There’s a few different possible solutions: Web access mode, remote display, native application development or integrated via a MEAP (Mobile Enterprise Application Platform). But in all these cases, Software Remote Management plays a vital role in enabling IT to automatically update users’ devices with the latest patches to prevent any existing vulnerabilities to be exploited in the context of mobile attacks.

A few tips:

• Focus on applications developed by recognized publishers
• Focus on cross-platform application compatible with most mobile devices and OS (developed applications for iOS, Android OS, WP8, and Nokia). Some cloud services (Salesforce and Google Docs) are optimized for mobile platforms.
• Prioritize mobile applications to meet the most common needs such as email, calendar and contacts, Social networks, CRM, Time management and expenditure and ERP
• What applications are required, and which should be not allowed?
• What are the employees allowed to use these devices?
• Who has access to the network according to who, what, where and when?

“There are decisions about deploying native apps versus web apps or likely some combination. While web apps provide a generic cross platform alternative, access to legacy Windows apps, security limitations and user experience prevent web apps from being the silver bullet answer,” said Fleck.
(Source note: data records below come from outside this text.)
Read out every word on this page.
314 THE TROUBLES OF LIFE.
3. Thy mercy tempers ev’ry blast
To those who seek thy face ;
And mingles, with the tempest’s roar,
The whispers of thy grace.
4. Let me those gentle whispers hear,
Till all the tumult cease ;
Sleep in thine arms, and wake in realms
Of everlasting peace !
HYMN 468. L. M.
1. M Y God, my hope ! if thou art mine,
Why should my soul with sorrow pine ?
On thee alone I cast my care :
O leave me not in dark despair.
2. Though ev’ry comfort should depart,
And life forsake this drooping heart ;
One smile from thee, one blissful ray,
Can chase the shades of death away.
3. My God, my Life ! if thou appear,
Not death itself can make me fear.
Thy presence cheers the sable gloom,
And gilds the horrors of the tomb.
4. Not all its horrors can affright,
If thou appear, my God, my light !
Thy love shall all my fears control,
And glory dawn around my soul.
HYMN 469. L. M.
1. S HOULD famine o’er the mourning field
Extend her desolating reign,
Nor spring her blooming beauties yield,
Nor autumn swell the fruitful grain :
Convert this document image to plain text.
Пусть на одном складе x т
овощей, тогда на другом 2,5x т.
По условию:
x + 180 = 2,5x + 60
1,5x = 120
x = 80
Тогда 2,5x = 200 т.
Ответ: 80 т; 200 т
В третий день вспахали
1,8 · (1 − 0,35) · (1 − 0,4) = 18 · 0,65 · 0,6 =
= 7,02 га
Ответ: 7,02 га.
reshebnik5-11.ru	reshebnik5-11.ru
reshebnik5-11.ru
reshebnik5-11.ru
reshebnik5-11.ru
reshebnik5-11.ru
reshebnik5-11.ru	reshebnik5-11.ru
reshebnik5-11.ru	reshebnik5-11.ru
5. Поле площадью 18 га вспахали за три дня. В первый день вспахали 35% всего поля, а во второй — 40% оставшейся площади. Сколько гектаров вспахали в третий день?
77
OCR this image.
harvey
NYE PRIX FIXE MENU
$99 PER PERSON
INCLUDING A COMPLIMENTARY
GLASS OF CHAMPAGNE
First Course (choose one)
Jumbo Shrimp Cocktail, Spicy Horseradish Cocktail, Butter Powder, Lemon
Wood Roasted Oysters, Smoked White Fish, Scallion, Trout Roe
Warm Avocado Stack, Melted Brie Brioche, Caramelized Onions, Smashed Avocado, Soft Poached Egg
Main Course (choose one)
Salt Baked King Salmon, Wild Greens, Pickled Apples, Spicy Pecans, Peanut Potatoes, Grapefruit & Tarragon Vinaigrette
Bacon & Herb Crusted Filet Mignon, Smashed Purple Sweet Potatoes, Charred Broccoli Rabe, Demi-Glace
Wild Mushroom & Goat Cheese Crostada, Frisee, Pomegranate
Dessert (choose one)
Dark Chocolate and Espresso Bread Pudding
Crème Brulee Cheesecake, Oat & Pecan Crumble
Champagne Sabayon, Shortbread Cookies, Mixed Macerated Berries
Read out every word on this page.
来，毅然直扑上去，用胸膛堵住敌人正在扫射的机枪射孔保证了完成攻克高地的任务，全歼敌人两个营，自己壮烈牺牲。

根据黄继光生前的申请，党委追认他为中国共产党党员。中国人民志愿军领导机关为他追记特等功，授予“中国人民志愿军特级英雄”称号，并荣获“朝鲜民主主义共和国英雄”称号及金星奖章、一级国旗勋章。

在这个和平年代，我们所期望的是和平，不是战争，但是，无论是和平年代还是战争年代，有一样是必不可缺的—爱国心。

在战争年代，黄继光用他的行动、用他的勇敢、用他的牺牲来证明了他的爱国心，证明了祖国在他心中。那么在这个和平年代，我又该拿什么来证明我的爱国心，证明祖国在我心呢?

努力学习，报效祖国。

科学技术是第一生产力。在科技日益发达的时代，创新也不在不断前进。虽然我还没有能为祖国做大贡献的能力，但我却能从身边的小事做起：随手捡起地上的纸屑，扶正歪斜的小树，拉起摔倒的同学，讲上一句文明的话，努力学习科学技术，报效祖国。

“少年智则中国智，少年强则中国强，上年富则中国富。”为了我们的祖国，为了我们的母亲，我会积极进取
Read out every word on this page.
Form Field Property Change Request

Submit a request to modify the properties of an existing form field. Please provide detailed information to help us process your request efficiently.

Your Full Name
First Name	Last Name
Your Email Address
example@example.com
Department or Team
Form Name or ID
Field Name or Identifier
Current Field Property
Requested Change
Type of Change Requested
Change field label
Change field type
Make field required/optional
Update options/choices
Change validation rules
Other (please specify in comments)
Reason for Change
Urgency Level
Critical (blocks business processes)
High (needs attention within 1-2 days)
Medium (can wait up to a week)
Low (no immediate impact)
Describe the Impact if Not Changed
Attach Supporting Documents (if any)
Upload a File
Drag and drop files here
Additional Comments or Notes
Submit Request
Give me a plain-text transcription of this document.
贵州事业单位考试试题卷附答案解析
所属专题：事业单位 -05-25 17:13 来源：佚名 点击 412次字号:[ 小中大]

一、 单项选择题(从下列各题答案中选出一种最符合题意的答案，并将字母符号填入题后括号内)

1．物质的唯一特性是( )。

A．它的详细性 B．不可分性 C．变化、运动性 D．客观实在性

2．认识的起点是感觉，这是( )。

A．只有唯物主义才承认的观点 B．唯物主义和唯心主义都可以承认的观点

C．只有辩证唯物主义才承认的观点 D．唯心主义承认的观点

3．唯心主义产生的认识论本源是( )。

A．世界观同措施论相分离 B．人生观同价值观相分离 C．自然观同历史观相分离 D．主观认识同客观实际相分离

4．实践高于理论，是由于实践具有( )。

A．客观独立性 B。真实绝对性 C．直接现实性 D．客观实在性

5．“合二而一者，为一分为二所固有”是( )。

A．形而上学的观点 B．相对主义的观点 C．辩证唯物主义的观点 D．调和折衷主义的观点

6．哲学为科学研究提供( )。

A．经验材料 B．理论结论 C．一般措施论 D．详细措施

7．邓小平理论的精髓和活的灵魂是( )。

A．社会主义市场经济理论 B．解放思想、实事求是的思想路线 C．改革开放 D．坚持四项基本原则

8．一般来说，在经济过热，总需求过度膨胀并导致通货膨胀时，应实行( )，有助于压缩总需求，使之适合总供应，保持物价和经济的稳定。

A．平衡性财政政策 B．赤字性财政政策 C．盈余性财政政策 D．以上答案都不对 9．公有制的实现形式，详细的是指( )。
“Hosted virtualized apps can provide access to Windows apps with the highest security however a good network connection is required, and apps may need to be modified to provide a good user experience. Native mobile apps provide the best user experience but also require limiting platforms and specific knowledge for custom development. With all of this app chaos, enterprises will need to look beyond simple mobile device management to holistic solutions that allow for the delivery of all applications (Windows, SaaS, native mobile apps) to all device platforms in the most secure way possible,” Fleck explains.

Enterprise-wide policies and tools

The implementation of a BYOD strategy will be a key influence in the creation of corporate policies and procedures moving forward. Organizations must understand that to effectively protect their networks and business data from potential threats to mobile devices, they must address the issue of security at the network level, not only at the terminal level.

Consequently, the only effective solution is to ensure that the heart of the network is protected and that the company can control both inbound and outbound access to the corporate network from external devices. IT organizations can detect and control the use of applications on their networks and terminals based on the classification of applications, and behavioral analysis and association with the user.

A company like Good Technology has made a specialty of this, with an offer that combines the functions of email, calendar, document storage and browser.

It is clear that organizations must invest heavily to adapt and change to a new way of supporting their employees in their technology choices, because consumerization has taken hold of our mobile world and there’s no turning back.